Vous avez entendu parler des armes chimiques, du nucléaire, des assassinats, de
la répression…, de tout sauf que l’un d’eux a détourné et/ou a mis dans un
compte à l’extérieur des fonds. Quand on pense à la Tunisie, à l’Egypte, à la
Libye, à la Syrie, à tous les pays arabes et au comportement en la matière de
leurs dirigeants, il y a de quoi regretter Saddam et ses compagnons… Mais
passons.
On
s’est basé en Mauritanie sur une interview «accordée» - est-ce le mot ?
peut-être que «publiée» est plus adéquat – à un journal ivoirien (peu
connu) pour fonder toute une stratégie politique. D’où ça vient tout ça ?
Peut importe.
Si
l’objectif avait été d’occuper la classe politique par un nouveau sujet sans
lendemain, il a été atteint. Avec la complicité de la presse qui n’a fait aucun
effort pour disséquer ce qu’on lui servait comme fond de dossier : les
enregistrements n’ont fait l’objet d’aucun effort d’authentification, aucune
analyse pour savoir s’il s’agit d’un montage ou non, d’un vrai ou d’un faux…
Cela
importait peu. Du moment que cela puisse servir à salir l’adversaire, «l’ennemi»
du moment, Ould Abdel Aziz, aucune retenue, aucun sens critique, aucune
prudence n’est de mise. On en oublie qu’en s’acharnant à salir la personne, on
abîme sérieusement l’image du pays et de son peuple.
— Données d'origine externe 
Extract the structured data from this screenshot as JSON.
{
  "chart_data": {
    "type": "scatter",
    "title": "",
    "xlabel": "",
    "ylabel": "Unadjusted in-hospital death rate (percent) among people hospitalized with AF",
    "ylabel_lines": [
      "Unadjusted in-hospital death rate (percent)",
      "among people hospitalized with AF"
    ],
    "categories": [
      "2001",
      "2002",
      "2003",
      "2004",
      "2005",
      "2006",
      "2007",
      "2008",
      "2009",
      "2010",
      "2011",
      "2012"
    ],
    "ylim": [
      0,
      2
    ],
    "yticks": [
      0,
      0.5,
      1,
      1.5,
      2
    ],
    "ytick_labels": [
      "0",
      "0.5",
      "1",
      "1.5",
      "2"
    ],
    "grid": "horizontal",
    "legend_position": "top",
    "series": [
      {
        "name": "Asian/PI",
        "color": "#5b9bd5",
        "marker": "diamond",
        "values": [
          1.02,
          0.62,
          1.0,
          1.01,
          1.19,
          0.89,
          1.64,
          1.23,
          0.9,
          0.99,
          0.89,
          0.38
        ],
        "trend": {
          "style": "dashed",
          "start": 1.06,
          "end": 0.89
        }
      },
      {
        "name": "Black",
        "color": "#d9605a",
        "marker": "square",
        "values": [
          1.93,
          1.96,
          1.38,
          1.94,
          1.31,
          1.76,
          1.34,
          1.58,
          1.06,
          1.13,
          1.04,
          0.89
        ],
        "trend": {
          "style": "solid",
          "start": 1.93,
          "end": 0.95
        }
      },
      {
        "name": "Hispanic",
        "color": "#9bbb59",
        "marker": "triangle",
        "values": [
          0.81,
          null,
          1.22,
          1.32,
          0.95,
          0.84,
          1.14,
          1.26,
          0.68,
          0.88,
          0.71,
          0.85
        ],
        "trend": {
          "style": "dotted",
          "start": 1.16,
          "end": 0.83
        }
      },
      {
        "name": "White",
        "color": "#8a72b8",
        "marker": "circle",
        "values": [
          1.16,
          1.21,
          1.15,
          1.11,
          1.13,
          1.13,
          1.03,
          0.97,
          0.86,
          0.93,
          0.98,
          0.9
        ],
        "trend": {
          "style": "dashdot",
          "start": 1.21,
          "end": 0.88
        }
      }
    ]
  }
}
On déprécie l’action
publique et on décrédibilise le discours politique.
Peu
importe encore une fois. La révolution qui n’a pas réussi par la mobilisation
de la rue ni par les appels du pied à un soulèvement de l’Armée, on semble
vouloir la provoquer par un sursaut moral… C’est bien beau. Parce que le grand
problème de la Mauritanie est bien la déchéance morale, c’est bien le
renversement de l’échelle des valeurs, la prostitution des préceptes…
Qui
en est responsable si ce n’est cette élite dont les symboles continuent d’occuper
notre espace visuel et médiatique depuis toujours ? Qui peut prétendre à
restaurer une quelconque Morale parmi ceux qui sont les plus bruyants ?
Quand on a plus de quarante ans en Mauritanie et qu’on
n’a pas bougé ou parlé quand il y a eu la guerre du Sahara, quand il y a eu 81
et ce qui s’en est suivi, 86 et ce qui s’en est suivi, 88 et ce qui s’en est
suivi, 89 et ce qui s’en est suivi, 90 et ce qui s’en est suivi… on peut
égrener les dates, toutes renvoyant à l’exercice aveugle de l’arbitraire, au
sac moral et économique du pays, à la constitution de maffias ponctionnant sur
les richesses destinées à améliorer les conditions des populations, à rendre
plus productives les zones agro-pastorales, plus efficient le système éducatif,
plus généralisé et plus efficace le système de santé, à avoir de l’eau potable
partout, de l’énergie, des routes… On sait tous qu’est-ce qu’il est advenu de
ces richesses privatisées par de hauts fonctionnaires, politiciens sans
vergogne, qui ont fait de la démocratie un jeu perfide qui permet l’ascension des
médiocres et des pourris. Avec tout ce qu’ils ont amassé trois décennies durant,
ces hommes (tiens, il n’y a presque pas de femmes dans le groupe) essayent de
maintenir leur diktat. En refusant à la Mauritanie d’avancer. En biaisant les
rapports entre Mauritaniens par l’entretien d’une culture de la haine et de l’aigreur.